116.空中戦!
空母から北に300㎞上空。上空を警戒中の早期警戒機のレーダー情報をもとに空母艦載機52機全機が当空域に集結していた。
当空域に集結している部隊は以下の通り
第一一戦闘攻撃飛行隊(F-14D 22機)飛行隊長 ガルード・メディナ中佐
通称ワイルドバード コールサイン:WB
第一二戦闘攻撃飛行隊(F/A-18F 30機)飛行隊長 エルペント・セフィアナ中佐
通称ライノレディス コールサイン:RR
第一早期警戒飛行隊(E-2D 4機)飛行隊長 セルドナント・スレイリィ中佐(前線指揮官)
通称ビューティーアイ コールサイン:BE
各飛行隊長に任命されている“彼女”達は皆、今までウィスティリアの元にいた直属の部下たちで、かつ全員がベルと同じ種族出身の者たちだった。
彼女らは以前より“航空戦力”としても優秀だった。といっても上空偵察や上空からの弓を用いた狙撃などであったがそれでも敵の本当の意味での航空戦力がいなかった時代には大活躍していた者たちだった。
しかし、最近は彼女らと同じ種族が戦闘により数を減らし最盛期は数万ほどいたが、今では100に届くのも怪しいほどその数を減らしてしまっていた。
閑話休題
現在、第一早期警戒飛行隊一番機(BE)は攻撃機隊本隊から後方に離れた位置から敵の情報を収集していた。
当初は敵機発見後、監視目的だったのだが(にしては大げさとか言わない)、ゆっくりではあるがこちらに徐々に近づいてきたので今に至る。

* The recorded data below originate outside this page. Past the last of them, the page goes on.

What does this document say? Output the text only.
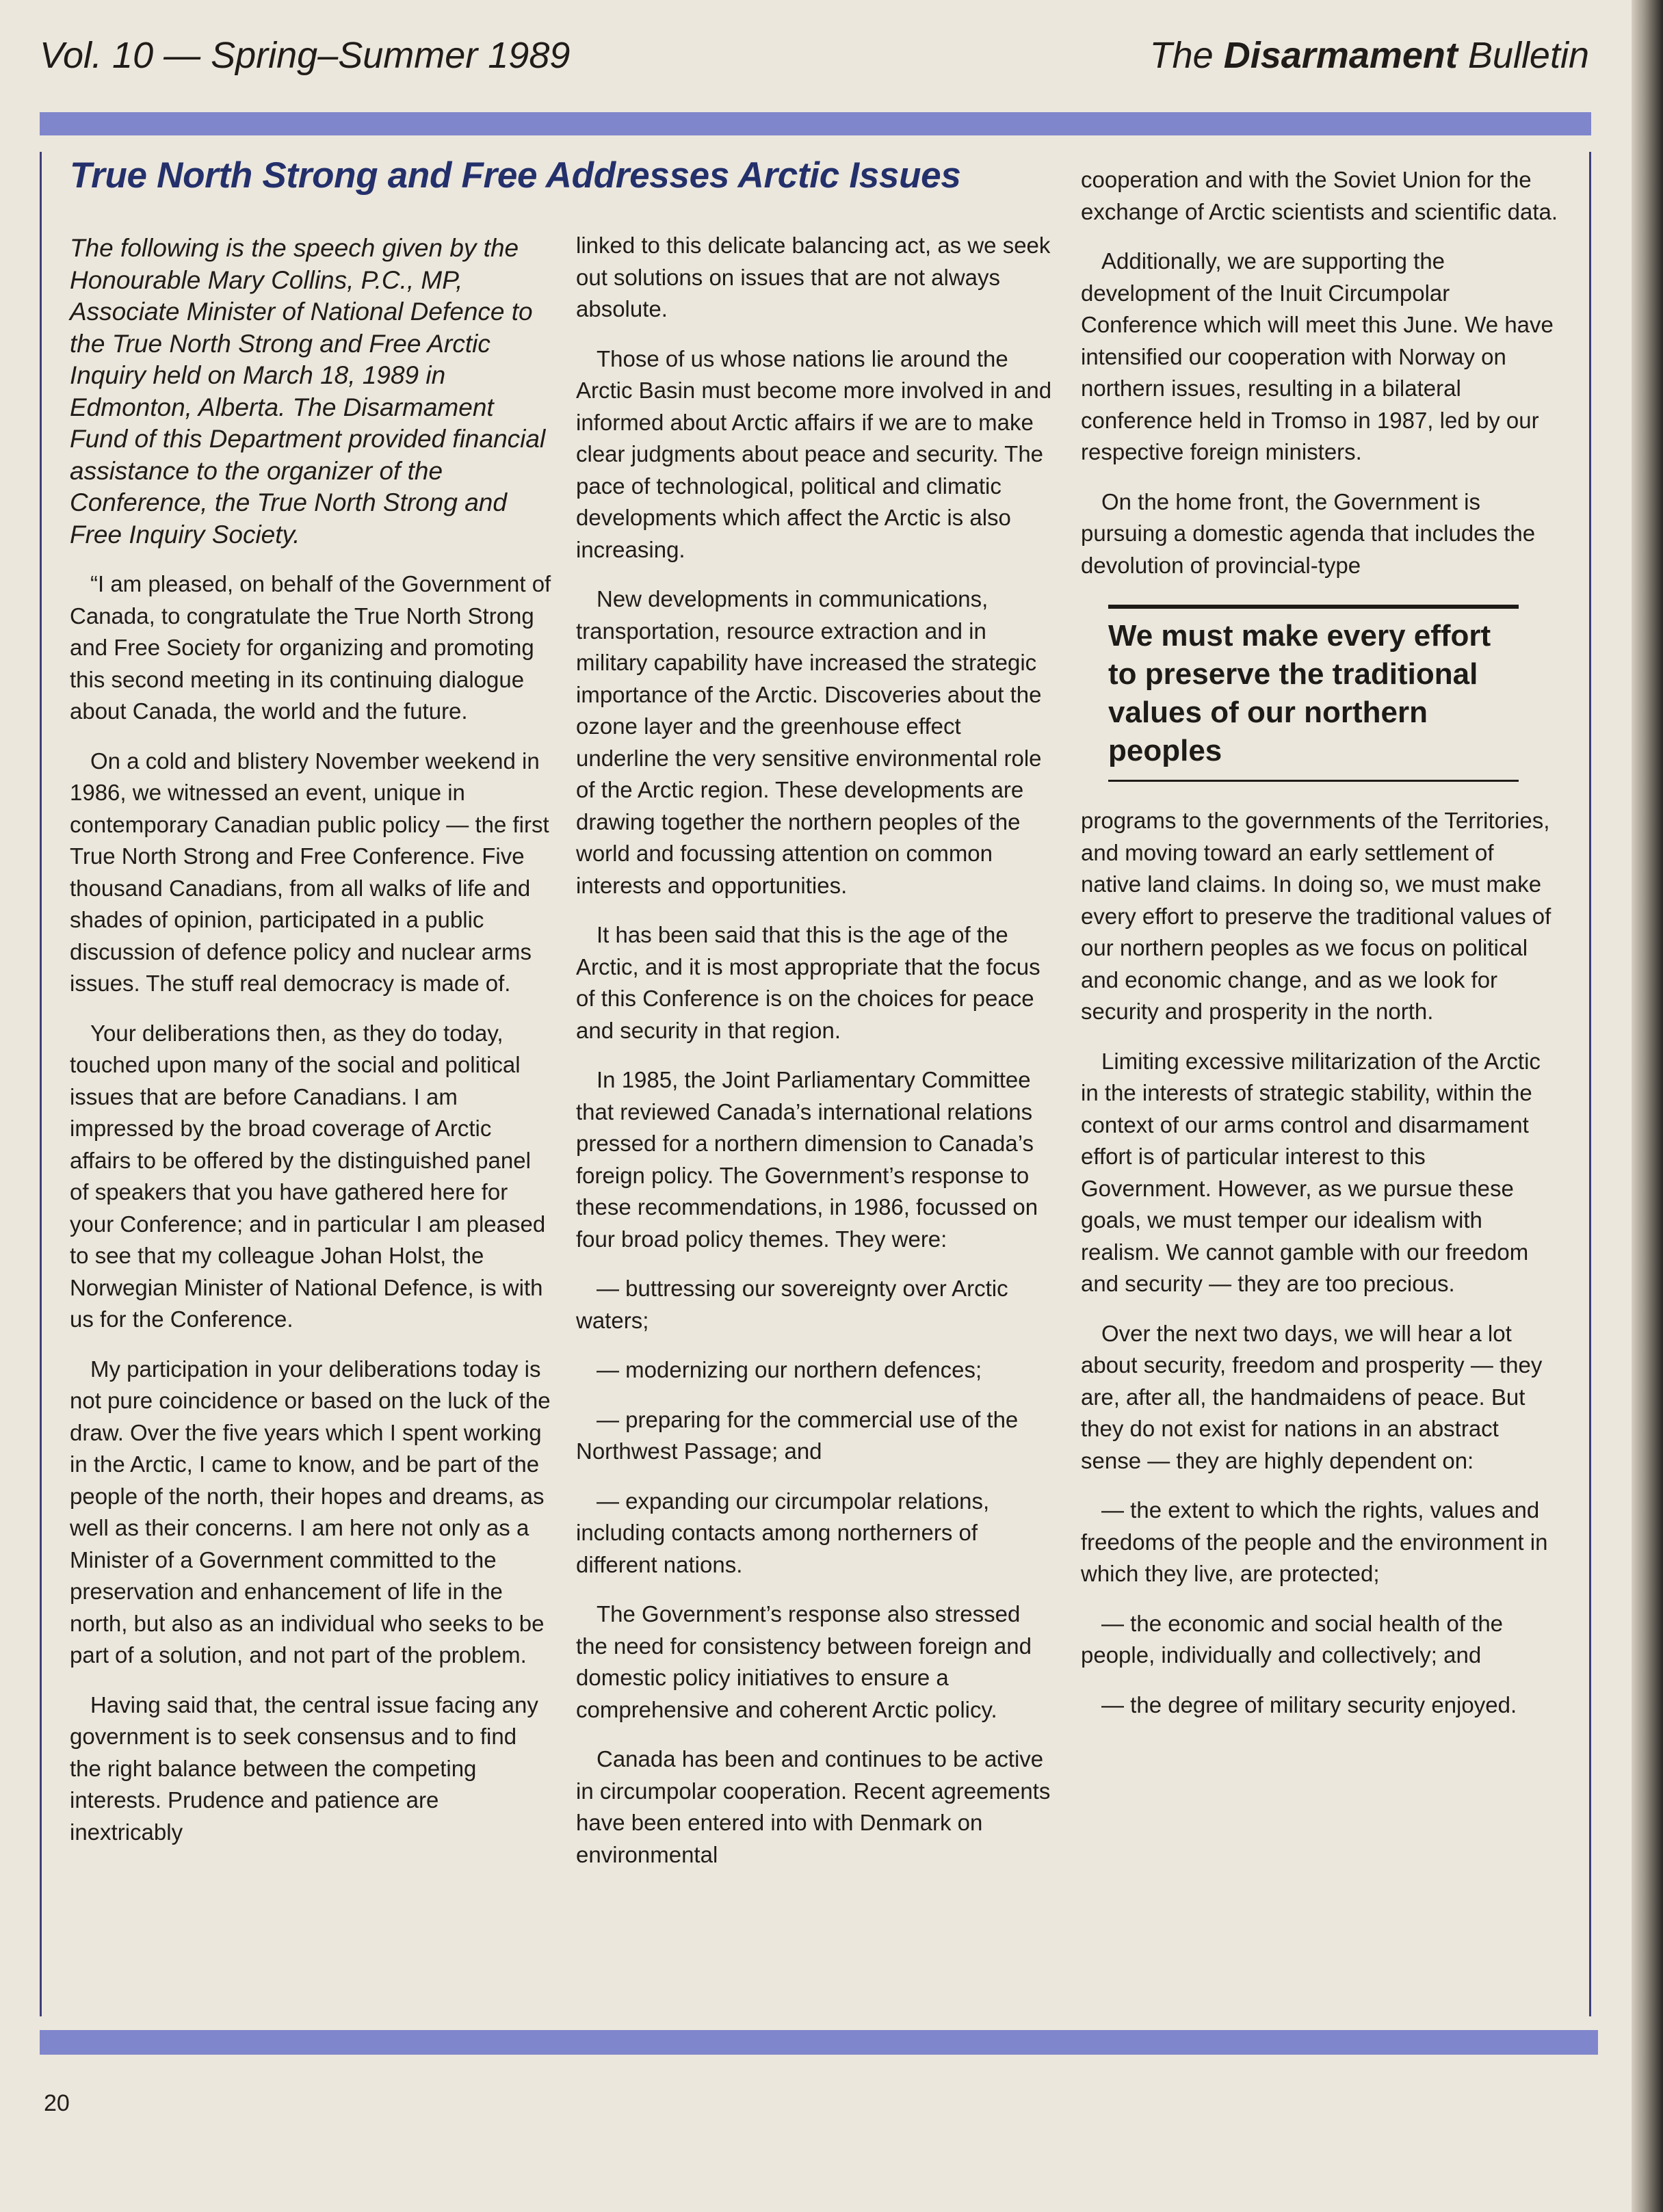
Vol. 10 — Spring–Summer 1989	The Disarmament Bulletin
True North Strong and Free Addresses Arctic Issues
The following is the speech given by the Honourable Mary Collins, P.C., MP, Associate Minister of National Defence to the True North Strong and Free Arctic Inquiry held on March 18, 1989 in Edmonton, Alberta. The Disarmament Fund of this Department provided financial assistance to the organizer of the Conference, the True North Strong and Free Inquiry Society.

“I am pleased, on behalf of the Government of Canada, to congratulate the True North Strong and Free Society for organizing and promoting this second meeting in its continuing dialogue about Canada, the world and the future.

On a cold and blistery November weekend in 1986, we witnessed an event, unique in contemporary Canadian public policy — the first True North Strong and Free Conference. Five thousand Canadians, from all walks of life and shades of opinion, participated in a public discussion of defence policy and nuclear arms issues. The stuff real democracy is made of.

Your deliberations then, as they do today, touched upon many of the social and political issues that are before Canadians. I am impressed by the broad coverage of Arctic affairs to be offered by the distinguished panel of speakers that you have gathered here for your Conference; and in particular I am pleased to see that my colleague Johan Holst, the Norwegian Minister of National Defence, is with us for the Conference.

My participation in your deliberations today is not pure coincidence or based on the luck of the draw. Over the five years which I spent working in the Arctic, I came to know, and be part of the people of the north, their hopes and dreams, as well as their concerns. I am here not only as a Minister of a Government committed to the preservation and enhancement of life in the north, but also as an individual who seeks to be part of a solution, and not part of the problem.

Having said that, the central issue facing any government is to seek consensus and to find the right balance between the competing interests. Prudence and patience are inextricably

linked to this delicate balancing act, as we seek out solutions on issues that are not always absolute.

Those of us whose nations lie around the Arctic Basin must become more involved in and informed about Arctic affairs if we are to make clear judgments about peace and security. The pace of technological, political and climatic developments which affect the Arctic is also increasing.

New developments in communications, transportation, resource extraction and in military capability have increased the strategic importance of the Arctic. Discoveries about the ozone layer and the greenhouse effect underline the very sensitive environmental role of the Arctic region. These developments are drawing together the northern peoples of the world and focussing attention on common interests and opportunities.

It has been said that this is the age of the Arctic, and it is most appropriate that the focus of this Conference is on the choices for peace and security in that region.

In 1985, the Joint Parliamentary Committee that reviewed Canada’s international relations pressed for a northern dimension to Canada’s foreign policy. The Government’s response to these recommendations, in 1986, focussed on four broad policy themes. They were:

— buttressing our sovereignty over Arctic waters;

— modernizing our northern defences;

— preparing for the commercial use of the Northwest Passage; and

— expanding our circumpolar relations, including contacts among northerners of different nations.

The Government’s response also stressed the need for consistency between foreign and domestic policy initiatives to ensure a comprehensive and coherent Arctic policy.

Canada has been and continues to be active in circumpolar cooperation. Recent agreements have been entered into with Denmark on environmental

cooperation and with the Soviet Union for the exchange of Arctic scientists and scientific data.

Additionally, we are supporting the development of the Inuit Circumpolar Conference which will meet this June. We have intensified our cooperation with Norway on northern issues, resulting in a bilateral conference held in Tromso in 1987, led by our respective foreign ministers.

On the home front, the Government is pursuing a domestic agenda that includes the devolution of provincial-type

We must make every effort to preserve the traditional values of our northern peoples

programs to the governments of the Territories, and moving toward an early settlement of native land claims. In doing so, we must make every effort to preserve the traditional values of our northern peoples as we focus on political and economic change, and as we look for security and prosperity in the north.

Limiting excessive militarization of the Arctic in the interests of strategic stability, within the context of our arms control and disarmament effort is of particular interest to this Government. However, as we pursue these goals, we must temper our idealism with realism. We cannot gamble with our freedom and security — they are too precious.

Over the next two days, we will hear a lot about security, freedom and prosperity — they are, after all, the handmaidens of peace. But they do not exist for nations in an abstract sense — they are highly dependent on:

— the extent to which the rights, values and freedoms of the people and the environment in which they live, are protected;

— the economic and social health of the people, individually and collectively; and

— the degree of military security enjoyed.

20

「スレイリィ隊長、ウィスティリア航空団司令から通信が入っています!」
「わかった。こちら、スレイリィ、司令いかがしますか?」
「スレイリィか、このままだと、艦隊に近づきすぎる攻撃を開始しろ!奴らに目見ものを見せてやれ!散っていったみんなのために……」
「了解!おい!聞いたか?すぐに攻撃開始だ!」
その直後、すぐに攻撃機隊全機に行動開始命令が発信される。
「BE1(BE隊長機から)、WB1(WB隊長機)、RR1(RR隊長機へ)。ピクチャー(画面上)、バンディット(敵)20シップス(機)、ブルズアイ1-5-0(参照点から150度)、フォー0-8-0(距離80海里)、エンジェル9(高度9千フィート)(約2743m)」
「WB1、ウィルコ(了解)」
「RR1、ウィルコ」
「WB1、オールWB(WB全機)、レーダーホット(レーダー装置起動せよ)!」
「RR1、オールRR、レーダーホット!」
この時、第一一戦闘攻撃飛行隊が第一二戦闘攻撃飛行隊より右20度距離13マイル前方に位置していた。
「WB1、BE1、レーダーコンタクト、バンディット20、こちらにまっすぐ突っ込んでくる」
「BE1ラジャー、オールファイター、ウェポンズフリー」
「ラジャー、WB1。オールWB、ウェポンズフリー(武器使用を許可する)、エンゲージ・マイ・ターゲット(各機指定の敵を攻撃せよ)」
「RR1。オールRR、レディトゥーファイア(射撃準備)、ノットエンゲージ(指示あるまで攻撃するな)」
「「「「ウィルコ!WB3456…Fox3!!」」」」
無線通信をブレヴィティ・コード(略号)によって行われ、部隊内に情報が行き渡ったのちに攻撃が開始された。
F-14Dから発射された20発(WB1と2は発射せず)のAIM-120D AMRAAMが目標に向かって凄まじい速さで一斉に向かっていく――――
専門用語多めですが、場面を盛り上げるためでもあるのでお許しを。